Asia-Pacific markets rebounded in early trading Wednesday, as traders looked past some bleak U.S. jobs data and Europe's debt crisis to scoop up bargains following a steep selloff of equities.
Japan's Nikkei 225 index, which on Tuesday fell to its lowest level since April 2009, rose 1.4 percent to 8,714.59. A slightly lower yen helped Japan's powerhouse export sector recover from the beating it took earlier this week.
Mazda Motor Corp. jumped 3.4 percent, and Sony Corp. gained 2.8 percent. Toyota Motor Corp. rose 2.3 percent.
Markets received further good news when the Australian government said the economy expanded 1.2 percent in the quarter through June, rebounding from a 0.9 percent contraction in the previous three months. Australia's S&P ASX 200 index gained 1.9 percent at 4,153. New Zealand's NZX 50 was 0.7 percent higher at 3,294.42.
South Korea's Kospi clawed back the prior day's losses to rise 2.4 percent at 1,809.35, with blue chip high-tech stocks among those leading the way. Hynix Semiconductor, the world's second-largest memory chip maker, soared 7.4 percent. LG Electronics Inc., which ranks No. 2 globally in flat screen televisions, was 5.8 percent higher.
Softening gold prices, which recently have hit all-time highs, caused gold-related shares to decline. Newcrest Mining Ltd., Australia's top gold miner, lost 1 percent.

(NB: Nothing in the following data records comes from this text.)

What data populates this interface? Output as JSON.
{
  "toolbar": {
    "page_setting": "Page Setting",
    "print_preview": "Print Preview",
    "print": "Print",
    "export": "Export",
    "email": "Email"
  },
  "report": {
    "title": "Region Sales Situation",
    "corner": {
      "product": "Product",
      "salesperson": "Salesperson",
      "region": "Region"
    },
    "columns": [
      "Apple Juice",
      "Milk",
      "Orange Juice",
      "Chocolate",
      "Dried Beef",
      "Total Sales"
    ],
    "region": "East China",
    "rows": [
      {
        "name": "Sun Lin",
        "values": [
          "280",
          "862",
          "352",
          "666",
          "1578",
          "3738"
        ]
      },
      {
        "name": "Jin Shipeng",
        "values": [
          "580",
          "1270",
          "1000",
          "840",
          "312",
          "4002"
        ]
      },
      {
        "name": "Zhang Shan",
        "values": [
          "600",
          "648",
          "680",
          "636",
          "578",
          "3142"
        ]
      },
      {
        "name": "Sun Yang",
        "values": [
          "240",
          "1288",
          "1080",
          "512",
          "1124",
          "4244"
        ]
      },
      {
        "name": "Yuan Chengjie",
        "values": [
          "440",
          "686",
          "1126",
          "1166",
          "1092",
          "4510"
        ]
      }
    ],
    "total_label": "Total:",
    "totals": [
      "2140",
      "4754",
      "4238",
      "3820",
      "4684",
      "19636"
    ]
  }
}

A wave of negative sentiment slammed global stock markets last Friday, when a government report said the U.S. economy failed to add any new jobs in August. It was the worst reading on jobs since September 2010.
But signs of growth in the U.S. service sector helped tame concerns about another U.S. recession. The Institute for Supply Management said Tuesday that the service sector grew more than analysts had expected in August.
Growth in that part of the economy, which employs nearly 90 percent of America's work force, fell the three previous months.
The Dow Jones industrial average fell 0.9 percent to 11,139.30. The Standard and Poor's 500 index dropped 0.7 percent to 1,165.24. The Nasdaq composite fell 0.2 percent to 2,473.83.
Separately on Tuesday, the Swiss franc dropped sharply after the country's central bank pegged it against the euro in an attempt to rein in the export-sapping appreciation of the currency.
The franc has been hugely in demand in recent weeks due to its widely perceived status as a safe haven during times of market volatility.
The dollar strengthened to 77.38 yen from 77.67 yen in late trading Tuesday in New York. The euro rose to $1.4027 from $1.3991. It was the first time the euro has fallen below $1.40 since July 13.